## Rise of Liquid in a Capillary Tube:

Consider a glass capillary of radius R dipped in water as shown in **Figure a**. The pressure just above the liquid surface in the capillary is equal to atmospheric pressure p_{o}. As the meniscus is concave and nearly spherical, the pressure below the meniscus will be (p_{o} – 2T/r) where r is the radius of the meniscus. This is the condition of unstable equilibrium because the pressure in the liquid at this level just outside the capillary is p_{o}. Therefore, the liquid from the surroundings of the capillary will rush into the capillary till the pressure at that level in the capillary is equal to the pressure outside **Figure b**. As a result, the liquid level in the capillary rises to a height till the hydrostatic pressure of the liquid compensates for the decrease in pressure, i.e.

p_{o} = (p_{o} – 2T/r) + hρgor h = 2T/rρg …………………….(a) |

Where ‘ρ’ is the density of the liquid.

From the simple geometry, the radius of the meniscus r is related to the radius of the capillary through the relationship Figure (II).

R/r = cos θ or r = R/cos θ |

Substitute the value of r in equation (a), we get-

h = 2Tcos θ/Rρg |

From this result we note-

(i) The capillarity depends on the nature of both the liquid and the solid. If θ > 90**°**, i.e., the meniscus is convex, h will be negative, i.e., the liquid will descend in the capillary (mercury in glass tube). However, if θ = 90**°**, i.e. the meniscus is plane, h = 0, i.e., no capillarity.

(ii) For a given liquid and solid at a given place as T, ρ and g are constants,

∴ h ∝ 1/R |

i.e., the liquid will rise more in the narrow capillary and vice-versa.
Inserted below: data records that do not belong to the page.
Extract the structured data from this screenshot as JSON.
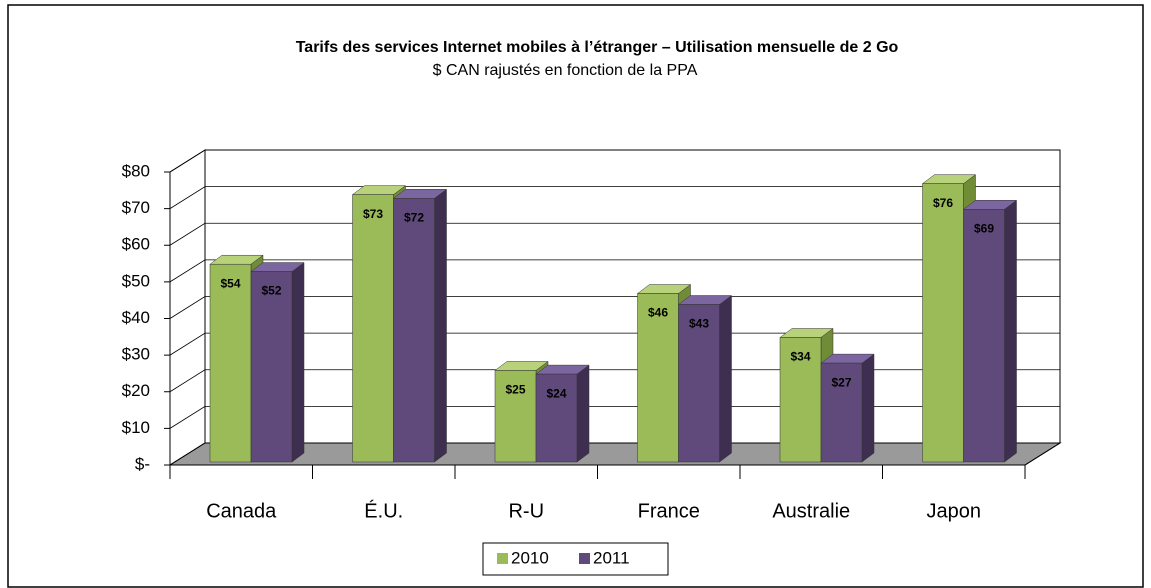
{
  "chart_data": {
    "type": "bar3d",
    "title": "Tarifs des services Internet mobiles à l’étranger – Utilisation mensuelle de 2 Go",
    "subtitle": "$ CAN rajustés en fonction de la PPA",
    "categories": [
      "Canada",
      "É.U.",
      "R-U",
      "France",
      "Australie",
      "Japon"
    ],
    "series": [
      {
        "name": "2010",
        "color": "#9bbb59",
        "values": [
          54,
          73,
          25,
          46,
          34,
          76
        ],
        "value_labels": [
          "$54",
          "$73",
          "$25",
          "$46",
          "$34",
          "$76"
        ]
      },
      {
        "name": "2011",
        "color": "#604a7b",
        "values": [
          52,
          72,
          24,
          43,
          27,
          69
        ],
        "value_labels": [
          "$52",
          "$72",
          "$24",
          "$43",
          "$27",
          "$69"
        ]
      }
    ],
    "ylim": [
      0,
      80
    ],
    "yticks": [
      {
        "value": 0,
        "label": "$-"
      },
      {
        "value": 10,
        "label": "$10"
      },
      {
        "value": 20,
        "label": "$20"
      },
      {
        "value": 30,
        "label": "$30"
      },
      {
        "value": 40,
        "label": "$40"
      },
      {
        "value": 50,
        "label": "$50"
      },
      {
        "value": 60,
        "label": "$60"
      },
      {
        "value": 70,
        "label": "$70"
      },
      {
        "value": 80,
        "label": "$80"
      }
    ],
    "grid": true,
    "legend": "bottom"
  }
}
(iii) The height h to which a liquid rises is independent of the shape of the capillary tube till the radius of the meniscus remains the same. It is because the difference in pressure (2T/r) is compensated by the hydrostatic pressure (hρg) so h depends only on r and the shape of the tube is of no significance.

(iv) In case of capillary of insufficient length, i.e., L < h, the liquid will rise in the capillary and on reaching the upper end, will increase the radius r’ of its meniscus **Figure c** such that hr = Lr’.

Thus, the liquid neither overflows from the upper end like a fountain nor does it trickles down along the vertical sides of the tube.